5.3. Study Limitations

The present study has several limitations. First, the study is based on cooperation with a single online security software producer. However, ESET had a 14% worldwide market share for security software in the year of the study 2016 [40] and, because of the high number of respondents, the findings are quite robust. We cannot generalize the results for all installations of the security software, but our study gives a broad and unique picture about the worldwide installations. Furthermore, the situation with security software has developed from the last six years of the data collection until now. Specifically, Microsoft developed stronger security software within Windows 10 and 11, which could impact the decisions of users about the installation of third-party software. Second, while ESET provides several language mutations for the software, we focused only on the English installations. This, however, might be one of the reasons for more need to request external help with software installation in non-English speaking countries. Similarly, the questionnaire was presented only in English, requiring at least a basic level of English from respondents, which may be rarer in some countries than in others. Therefore, the sample population could be shifted in some countries from an average inhabitant towards more educated and skilled installers of the security software who know English.

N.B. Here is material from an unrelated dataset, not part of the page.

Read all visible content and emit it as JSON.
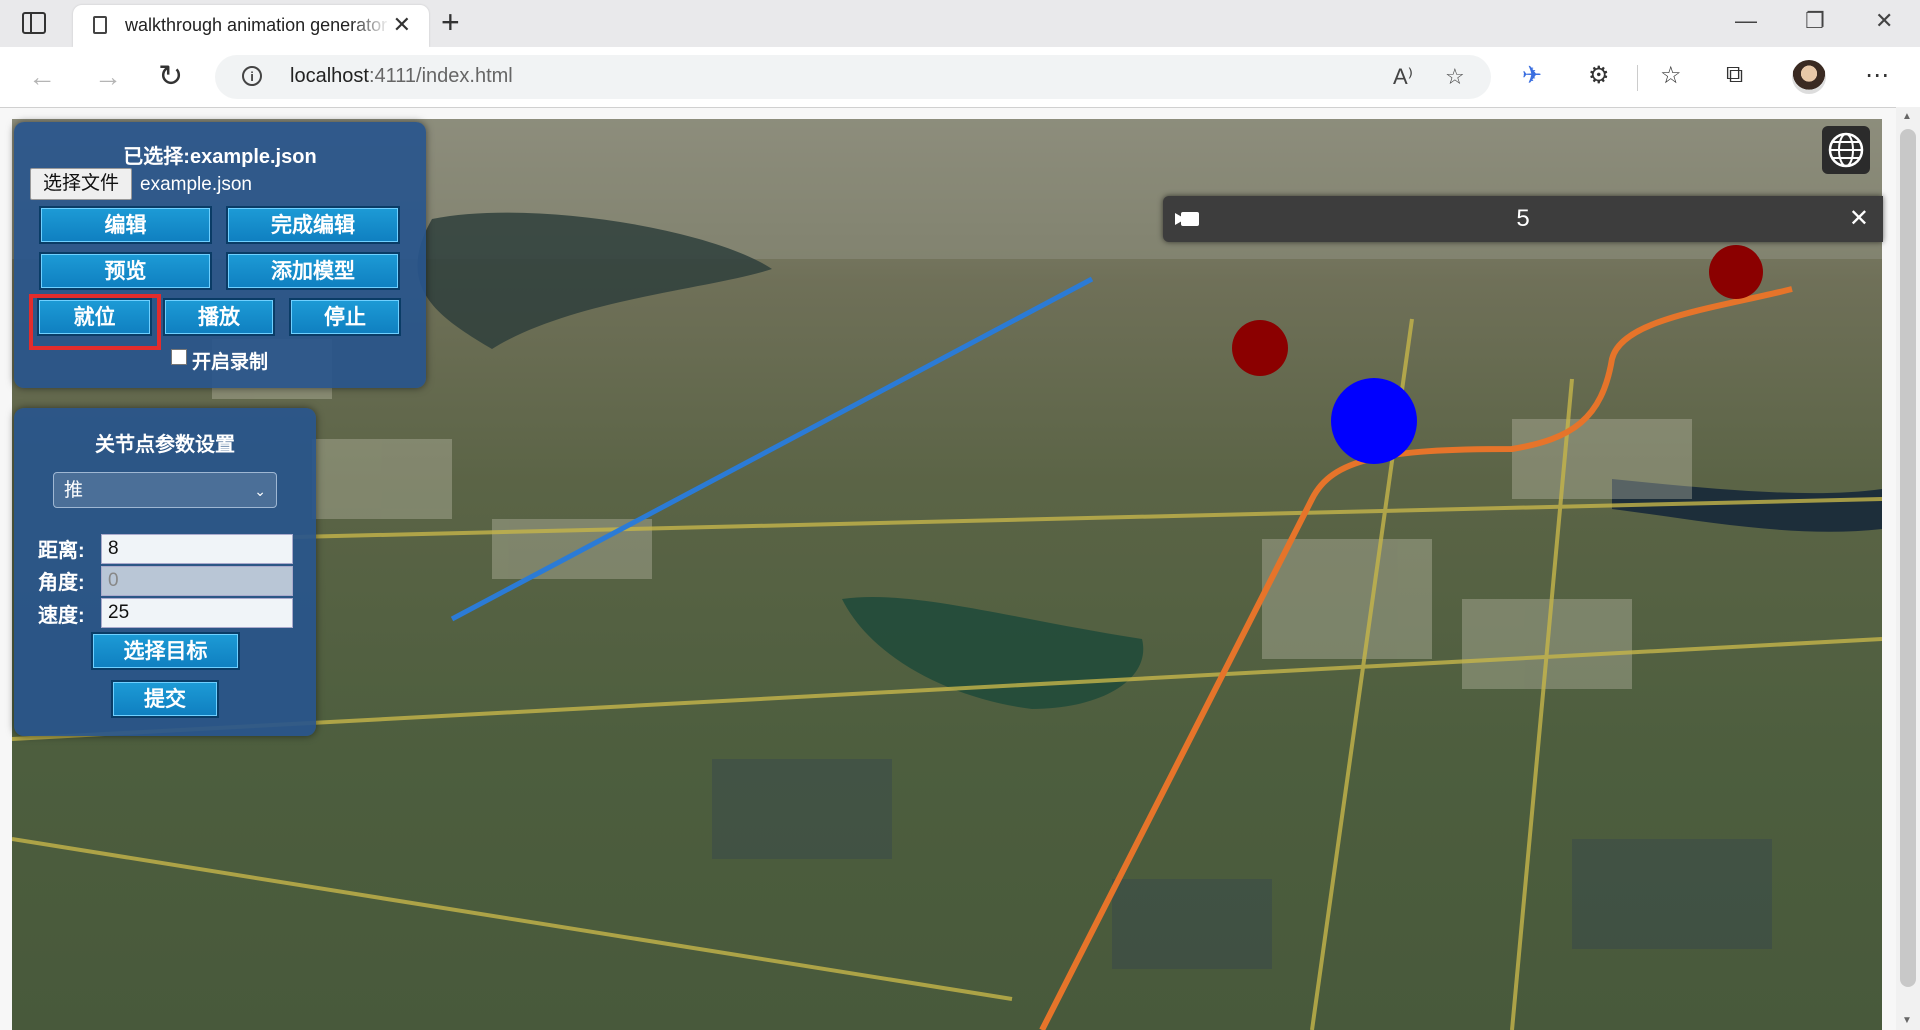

Lastly, the questionnaires were obtained from a small portion of all of the installations.

6. Conclusions and Implications

This large-scale study was conducted on data from the installations of ESET security software from software installers in 20 countries, and it shows that every other installation of security software is done by a person who will not use the computer—and that the gap between the actual user and software installer largely differs among countries. Western, more developed countries with a higher GDP and better ICT infrastructure also have the most skilled and self-efficient users who are able to install their software, as opposed to developing countries. Our study indicates that, in Western English-speaking countries, installing security software seems to be a task that is often accomplished by either the actual users or by the owner of the computer, whereas people in developing countries more often rely solely on the computer owner to install the software for other users. The findings in our study indicate a lasting digital divide on a country level. By shedding light onto the question of who installs security software, our research extends the existing body of knowledge on security practices in different countries.

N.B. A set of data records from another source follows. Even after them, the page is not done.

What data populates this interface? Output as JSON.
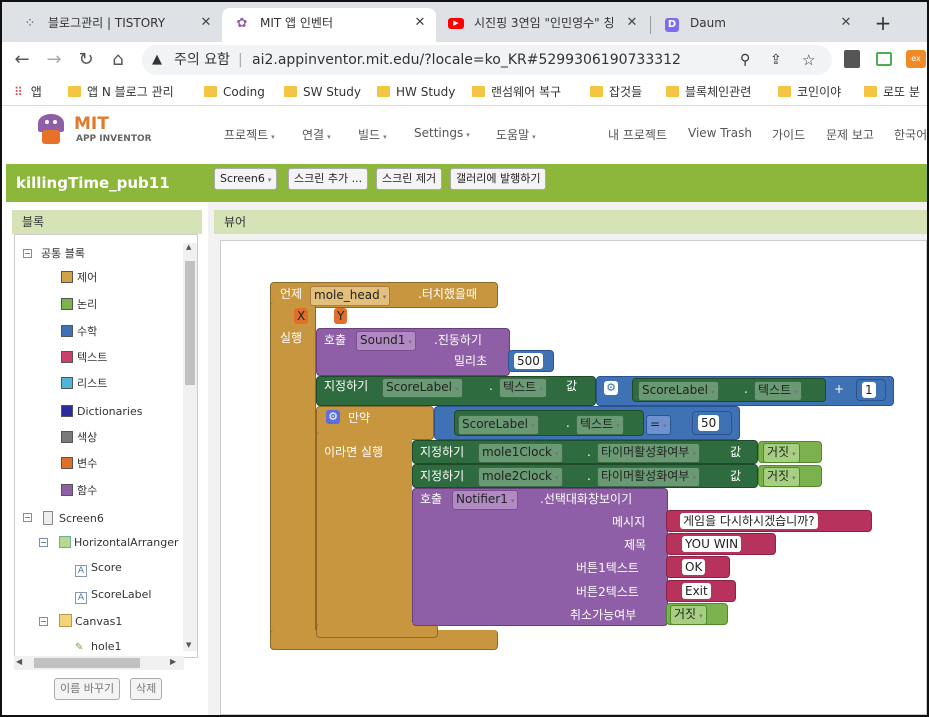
{
  "browser": {
    "tabs": [
      {
        "title": "블로그관리 | TISTORY",
        "icon": "tistory-icon"
      },
      {
        "title": "MIT 앱 인벤터",
        "icon": "appinventor-icon"
      },
      {
        "title": "시진핑 3연임 \"인민영수\" 칭",
        "icon": "youtube-icon"
      },
      {
        "title": "Daum",
        "icon": "daum-icon"
      }
    ],
    "new_tab": "+",
    "url_warning": "주의 요함",
    "url": "ai2.appinventor.mit.edu/?locale=ko_KR#5299306190733312",
    "bookmarks": [
      "앱",
      "앱 N 블로그 관리",
      "Coding",
      "SW Study",
      "HW Study",
      "랜섬웨어 복구",
      "잡것들",
      "블록체인관련",
      "코인이야",
      "로또 분"
    ]
  },
  "app": {
    "logo_mit": "MIT",
    "logo_sub": "APP INVENTOR",
    "menu": [
      "프로젝트",
      "연결",
      "빌드",
      "Settings",
      "도움말"
    ],
    "right_menu": [
      "내 프로젝트",
      "View Trash",
      "가이드",
      "문제 보고",
      "한국어"
    ],
    "project_name": "killingTime_pub11",
    "screen_btn": "Screen6",
    "add_screen": "스크린 추가 ...",
    "remove_screen": "스크린 제거",
    "publish": "갤러리에 발행하기",
    "blocks_title": "블록",
    "viewer_title": "뷰어",
    "rename": "이름 바꾸기",
    "delete": "삭제"
  },
  "tree": {
    "builtin": "공통 블록",
    "categories": [
      {
        "label": "제어",
        "color": "#d4a246"
      },
      {
        "label": "논리",
        "color": "#7bb24d"
      },
      {
        "label": "수학",
        "color": "#3f71b5"
      },
      {
        "label": "텍스트",
        "color": "#c8416b"
      },
      {
        "label": "리스트",
        "color": "#4fb6d9"
      },
      {
        "label": "Dictionaries",
        "color": "#2b2c9c"
      },
      {
        "label": "색상",
        "color": "#7a7a7a"
      },
      {
        "label": "변수",
        "color": "#e06f2b"
      },
      {
        "label": "함수",
        "color": "#8e5fa6"
      }
    ],
    "screen": "Screen6",
    "arrangement": "HorizontalArranger",
    "score": "Score",
    "score_label": "ScoreLabel",
    "canvas": "Canvas1",
    "hole": "hole1"
  },
  "blocks": {
    "event_when": "언제",
    "event_component": "mole_head",
    "event_name": ".터치했을때",
    "param_x": "X",
    "param_y": "Y",
    "do": "실행",
    "call": "호출",
    "sound": "Sound1",
    "vibrate": ".진동하기",
    "millis": "밀리초",
    "millis_val": "500",
    "set": "지정하기",
    "scorelabel": "ScoreLabel",
    "dot": ".",
    "text_prop": "텍스트",
    "value": "값",
    "plus": "+",
    "one": "1",
    "if": "만약",
    "eq": "=",
    "fifty": "50",
    "then": "이라면 실행",
    "mole1clock": "mole1Clock",
    "mole2clock": "mole2Clock",
    "timer_enabled": "타이머활성화여부",
    "false": "거짓",
    "notifier": "Notifier1",
    "choose": ".선택대화창보이기",
    "message": "메시지",
    "message_val": "게임을  다시하시겠습니까?",
    "title": "제목",
    "title_val": "YOU  WIN",
    "btn1": "버튼1텍스트",
    "btn1_val": "OK",
    "btn2": "버튼2텍스트",
    "btn2_val": "Exit",
    "cancelable": "취소가능여부",
    "cancel_val": "거짓"
  }
}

The results of this study have several implications for the usage of security software, the development of security software, and the security software companies. This study revealed that security software is often installed by people who do not use the computer and the computer might be shared by more people. This implies that some steps in the setup of the security software in the installation process are done by nonusers of the computer. This should be taken into account during the software development process because the usage of the security software is related to the patterns of usage for the computer; for example, the user interface could be different for the installer and the user. It could also be different for the aging population. We point out that the investigation of the pros and cons of security software installation by persons different from the actual user would be a fruitful area for future research. Our study also shows for the first time how patterns of the security software installations differ across countries. This could help software companies to adapt different versions of the security software to relevant countries.

Data Availability

Data are not freely available because the data collection was based on cooperation with a commercial company, so there are third-party rights to data.

Conflicts of Interest

The authors declare that they have no conflicts of interest.

Acknowledgments

The authors disclosed receipt of the following financial support for the research, authorship, and/or publication of this article. This work has received funding from the Czech Science Foundation (project no. 19-27828X).